In Chapter 13, the narrator uses a simile to describe George’s experience being around the Quakers who take him in:
It was the first time that ever George had sat down on equal terms at any white man's table; and he sat down, at first, with some constraint, and awkwardness; but they all exhaled and went off like fog, in the genial morning rays of this simple overflowing kindness.
Beecher Stowe uses figurative language to underscore the negative effect racism and life as a slave has had on George's psyche. Like fog, this fear is all-pervasive and offers no light, representing despair and suffering. George's anxieties seem to nearly overtake him, but the "overflowing kindness" and sense of welcome and respect he receives from the Quakers literally dissolves his worries. The Quakers' kindness, moreover, is depicted as a powerful presence and a literal force that cuts through George's despair. In turn, Beecher Stowe offers a lesson to her readers about the importance of generosity.
The descriptive physical depiction of George's mental state also allows the reader to gain insight into his emotions, which was also part of Beecher Stowe's persuasive strategy. Beecher Stowe makes an appeal to the reader's emotions time and time again in the novel, especially when it comes to the plight of the novel's enslaved characters. Beecher Stowe knew many of her readers were northerners who had mistaken notions about what slavery was like. Many of them believed it was a relatively harmless system. Through the use of figurative language like the simile above, Beecher Stowe underscores the fact that it was a destructive and evil force.
Beecher Stowe uses vivid imagery and figurative language to emphasize and foreshadow Tom's death throughout Chapter 40, which is fittingly titled "The Martyr." In the passage below, note how Beecher Stowe uses simile to underscore Uncle Tom’s intense emotions once he hears he is to be murdered:
The savage words none of them reached that ear!—a higher voice there was saying, “Fear not them that kill the body, and, after that, have no more that they can do.” Nerve and bone of that poor man’s body vibrated to those words, as if touched by the finger of God; and he felt the strength of a thousand souls in one. As he passed along, the trees and bushes, the huts of his servitude, the whole scene of his degradation, seemed to whirl by him as the landscape by the rushing car.
The narrator compares Tom's reaction to the feeling of being touched by "the finger of God." The physical, anatomical description in the phrase "nerve and bone" is visceral and speaks to the violence of the threat against Tom's life. Tom's death is a crucial moment in the narrative and is the novel's climax. His refusal to obey Legree symbolizes his Christian faith and goodness, and in that moment, he becomes a martyr.
In turn, Beecher Stowe's religious tone and melodramatic language is part of her persuasive strategy, as she was appealing to a religious audience.

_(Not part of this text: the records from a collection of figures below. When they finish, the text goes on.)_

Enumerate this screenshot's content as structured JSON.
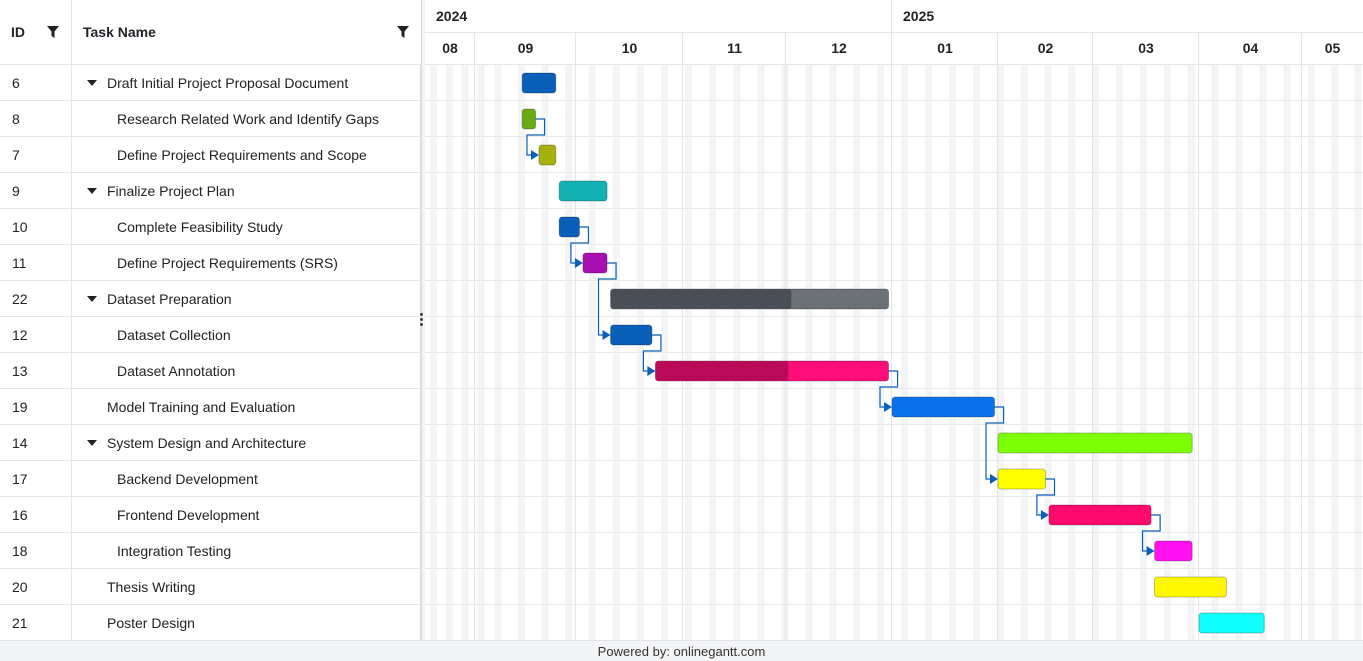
{
  "grid": {
    "id_header": "ID",
    "name_header": "Task Name",
    "rows": [
      {
        "id": "6",
        "name": "Draft Initial Project Proposal Document",
        "level": 1,
        "parent": true
      },
      {
        "id": "8",
        "name": "Research Related Work and Identify Gaps",
        "level": 2,
        "parent": false
      },
      {
        "id": "7",
        "name": "Define Project Requirements and Scope",
        "level": 2,
        "parent": false
      },
      {
        "id": "9",
        "name": "Finalize Project Plan",
        "level": 1,
        "parent": true
      },
      {
        "id": "10",
        "name": "Complete Feasibility Study",
        "level": 2,
        "parent": false
      },
      {
        "id": "11",
        "name": "Define Project Requirements (SRS)",
        "level": 2,
        "parent": false
      },
      {
        "id": "22",
        "name": "Dataset Preparation",
        "level": 1,
        "parent": true
      },
      {
        "id": "12",
        "name": "Dataset Collection",
        "level": 2,
        "parent": false
      },
      {
        "id": "13",
        "name": "Dataset Annotation",
        "level": 2,
        "parent": false
      },
      {
        "id": "19",
        "name": "Model Training and Evaluation",
        "level": 1,
        "parent": false
      },
      {
        "id": "14",
        "name": "System Design and Architecture",
        "level": 1,
        "parent": true
      },
      {
        "id": "17",
        "name": "Backend Development",
        "level": 2,
        "parent": false
      },
      {
        "id": "16",
        "name": "Frontend Development",
        "level": 2,
        "parent": false
      },
      {
        "id": "18",
        "name": "Integration Testing",
        "level": 2,
        "parent": false
      },
      {
        "id": "20",
        "name": "Thesis Writing",
        "level": 1,
        "parent": false
      },
      {
        "id": "21",
        "name": "Poster Design",
        "level": 1,
        "parent": false
      }
    ]
  },
  "timeline": {
    "years": [
      "2024",
      "2025"
    ],
    "months": [
      "08",
      "09",
      "10",
      "11",
      "12",
      "01",
      "02",
      "03",
      "04",
      "05"
    ],
    "bars": [
      {
        "row": 0,
        "start": "2024-09-15",
        "end": "2024-09-25",
        "color": "#0a5fb8",
        "progress": 0
      },
      {
        "row": 1,
        "start": "2024-09-15",
        "end": "2024-09-19",
        "color": "#6aaa12",
        "progress": 0
      },
      {
        "row": 2,
        "start": "2024-09-20",
        "end": "2024-09-25",
        "color": "#a8b00a",
        "progress": 0
      },
      {
        "row": 3,
        "start": "2024-09-26",
        "end": "2024-10-10",
        "color": "#14b1b3",
        "progress": 0
      },
      {
        "row": 4,
        "start": "2024-09-26",
        "end": "2024-10-02",
        "color": "#0a5fb8",
        "progress": 0
      },
      {
        "row": 5,
        "start": "2024-10-03",
        "end": "2024-10-10",
        "color": "#a80fb0",
        "progress": 0
      },
      {
        "row": 6,
        "start": "2024-10-11",
        "end": "2024-12-31",
        "color": "#6c7178",
        "progress_color": "#4a4f57",
        "progress": 65
      },
      {
        "row": 7,
        "start": "2024-10-11",
        "end": "2024-10-23",
        "color": "#0a5fb8",
        "progress": 0
      },
      {
        "row": 8,
        "start": "2024-10-24",
        "end": "2024-12-31",
        "color": "#fd0e78",
        "progress_color": "#b80a58",
        "progress": 57
      },
      {
        "row": 9,
        "start": "2025-01-01",
        "end": "2025-01-31",
        "color": "#0a72e8",
        "progress": 0
      },
      {
        "row": 10,
        "start": "2025-02-01",
        "end": "2025-03-30",
        "color": "#7dff05",
        "progress": 0
      },
      {
        "row": 11,
        "start": "2025-02-01",
        "end": "2025-02-15",
        "color": "#ffff00",
        "progress": 0
      },
      {
        "row": 12,
        "start": "2025-02-16",
        "end": "2025-03-18",
        "color": "#fd0a6d",
        "progress": 0
      },
      {
        "row": 13,
        "start": "2025-03-19",
        "end": "2025-03-30",
        "color": "#ff12ef",
        "progress": 0
      },
      {
        "row": 14,
        "start": "2025-03-19",
        "end": "2025-04-09",
        "color": "#fff800",
        "progress": 0
      },
      {
        "row": 15,
        "start": "2025-04-01",
        "end": "2025-04-20",
        "color": "#12ffff",
        "progress": 0
      }
    ],
    "links": [
      {
        "from": 1,
        "to": 2
      },
      {
        "from": 4,
        "to": 5
      },
      {
        "from": 5,
        "to": 7
      },
      {
        "from": 7,
        "to": 8
      },
      {
        "from": 8,
        "to": 9
      },
      {
        "from": 9,
        "to": 11
      },
      {
        "from": 11,
        "to": 12
      },
      {
        "from": 12,
        "to": 13
      }
    ]
  },
  "footer": {
    "text": "Powered by: onlinegantt.com"
  }
}
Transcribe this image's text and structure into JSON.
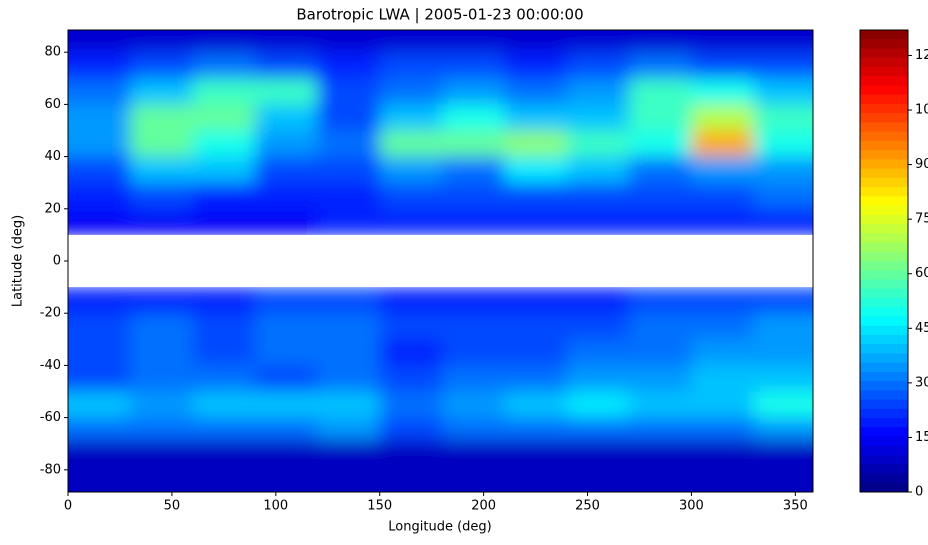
{
  "chart_data": {
    "type": "heatmap",
    "title": "Barotropic LWA | 2005-01-23 00:00:00",
    "x_label": "Longitude (deg)",
    "y_label": "Latitude (deg)",
    "colormap": "jet",
    "x": [
      15,
      45,
      75,
      105,
      135,
      165,
      195,
      225,
      255,
      285,
      315,
      345
    ],
    "y": [
      85,
      75,
      65,
      55,
      45,
      35,
      25,
      15,
      -15,
      -25,
      -35,
      -45,
      -55,
      -65,
      -75,
      -85
    ],
    "z": [
      [
        10,
        10,
        10,
        10,
        10,
        10,
        10,
        10,
        10,
        10,
        10,
        10
      ],
      [
        20,
        25,
        30,
        25,
        20,
        25,
        25,
        20,
        25,
        30,
        25,
        25
      ],
      [
        30,
        40,
        55,
        55,
        25,
        30,
        35,
        30,
        35,
        55,
        50,
        40
      ],
      [
        35,
        60,
        60,
        40,
        25,
        40,
        50,
        40,
        40,
        55,
        70,
        55
      ],
      [
        35,
        60,
        50,
        35,
        30,
        60,
        60,
        65,
        55,
        50,
        90,
        50
      ],
      [
        25,
        40,
        40,
        25,
        25,
        35,
        30,
        45,
        40,
        30,
        35,
        35
      ],
      [
        20,
        25,
        20,
        20,
        20,
        25,
        25,
        25,
        25,
        25,
        25,
        30
      ],
      [
        15,
        15,
        15,
        15,
        20,
        20,
        20,
        20,
        20,
        20,
        20,
        20
      ],
      [
        20,
        20,
        20,
        25,
        25,
        20,
        20,
        20,
        20,
        25,
        25,
        25
      ],
      [
        25,
        30,
        25,
        30,
        30,
        25,
        25,
        25,
        25,
        30,
        30,
        35
      ],
      [
        25,
        30,
        25,
        30,
        30,
        20,
        25,
        25,
        30,
        30,
        35,
        35
      ],
      [
        25,
        30,
        30,
        25,
        30,
        25,
        30,
        30,
        35,
        35,
        40,
        40
      ],
      [
        40,
        35,
        40,
        40,
        40,
        30,
        35,
        40,
        45,
        40,
        40,
        50
      ],
      [
        30,
        30,
        30,
        30,
        35,
        25,
        30,
        30,
        30,
        30,
        30,
        35
      ],
      [
        20,
        20,
        20,
        20,
        20,
        20,
        20,
        20,
        20,
        20,
        20,
        20
      ],
      [
        8,
        8,
        8,
        8,
        8,
        8,
        8,
        8,
        8,
        8,
        8,
        8
      ]
    ],
    "xlim": [
      0,
      358.5
    ],
    "xticks": [
      0,
      50,
      100,
      150,
      200,
      250,
      300,
      350
    ],
    "ylim": [
      -88.5,
      88.5
    ],
    "yticks": [
      -80,
      -60,
      -40,
      -20,
      0,
      20,
      40,
      60,
      80
    ],
    "colorbar": {
      "lim": [
        0,
        127
      ],
      "ticks": [
        0,
        15,
        30,
        45,
        60,
        75,
        90,
        105,
        120
      ]
    }
  }
}
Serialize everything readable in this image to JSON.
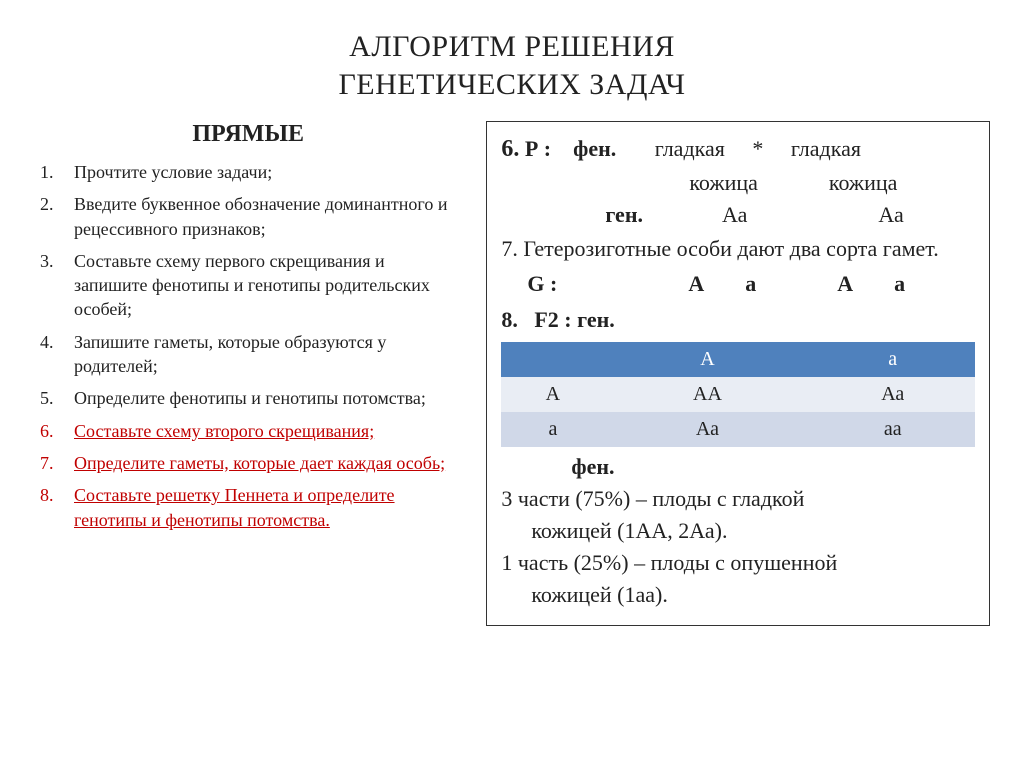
{
  "title_line1": "АЛГОРИТМ РЕШЕНИЯ",
  "title_line2": "ГЕНЕТИЧЕСКИХ ЗАДАЧ",
  "subheader": "ПРЯМЫЕ",
  "steps": [
    {
      "text": "Прочтите условие задачи;",
      "highlight": false
    },
    {
      "text": "Введите буквенное обозначение доминантного и рецессивного признаков;",
      "highlight": false
    },
    {
      "text": "Составьте схему первого скрещивания и запишите фенотипы и генотипы родительских особей;",
      "highlight": false
    },
    {
      "text": "Запишите гаметы, которые образуются у родителей;",
      "highlight": false
    },
    {
      "text": "Определите фенотипы и генотипы потомства;",
      "highlight": false
    },
    {
      "text": "Составьте схему второго скрещивания;",
      "highlight": true
    },
    {
      "text": "Определите гаметы, которые дает каждая особь;",
      "highlight": true
    },
    {
      "text": "Составьте решетку Пеннета и определите генотипы и фенотипы потомства.",
      "highlight": true
    }
  ],
  "colors": {
    "highlight": "#c00000",
    "table_header_bg": "#4f81bd",
    "table_row1_bg": "#e9edf4",
    "table_row2_bg": "#d0d8e8"
  },
  "panel": {
    "p6_num": "6.",
    "p6_label": "Р :",
    "p6_fen": "фен.",
    "p6_smooth1": "гладкая",
    "p6_star": "*",
    "p6_smooth2": "гладкая",
    "p6_skin1": "кожица",
    "p6_skin2": "кожица",
    "p6_gen": "ген.",
    "p6_g1": "Аа",
    "p6_g2": "Аа",
    "p7": "7. Гетерозиготные особи дают два сорта гамет.",
    "g_label": "G :",
    "g_a1": "А",
    "g_a2": "а",
    "g_a3": "А",
    "g_a4": "а",
    "p8": "8.   F2 : ген.",
    "punnett": {
      "col_headers": [
        "А",
        "а"
      ],
      "rows": [
        {
          "h": "А",
          "c1": "АА",
          "c2": "Аа"
        },
        {
          "h": "а",
          "c1": "Аа",
          "c2": "аа"
        }
      ]
    },
    "fen_label": "фен.",
    "r1": "3 части (75%) – плоды с гладкой",
    "r1b": "кожицей (1АА, 2Аа).",
    "r2": "1 часть (25%) – плоды с опушенной",
    "r2b": "кожицей (1аа)."
  }
}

At the very end of the novel, Uncle Tom's death becomes a source of inspiration for the abolitionist cause. Inspired by Tom's sacrifice, George Shelby vows to free his slaves, a promise he fulfills once he returns to the Shelby plantation.
Another instance of foreshadowing occurs again in Chapter 40 when Tom overhears Simon Legree tell Sam and Quimbo to fetch him:
Tom heard the message with a forewarning heart; for he knew all the plan of the fugitives’ escape, and the place of their present concealment;—he knew the deadly character of the man he had to deal with, and his despotic power. But he felt strong in God to meet death, rather than betray the helpless.
The phrase "forewarning heart" immediately suggests to the reader that Tom is aware he is in danger. Once again, Beecher Stowe uses this phrase to foreshadow Tom's death in a memorable way.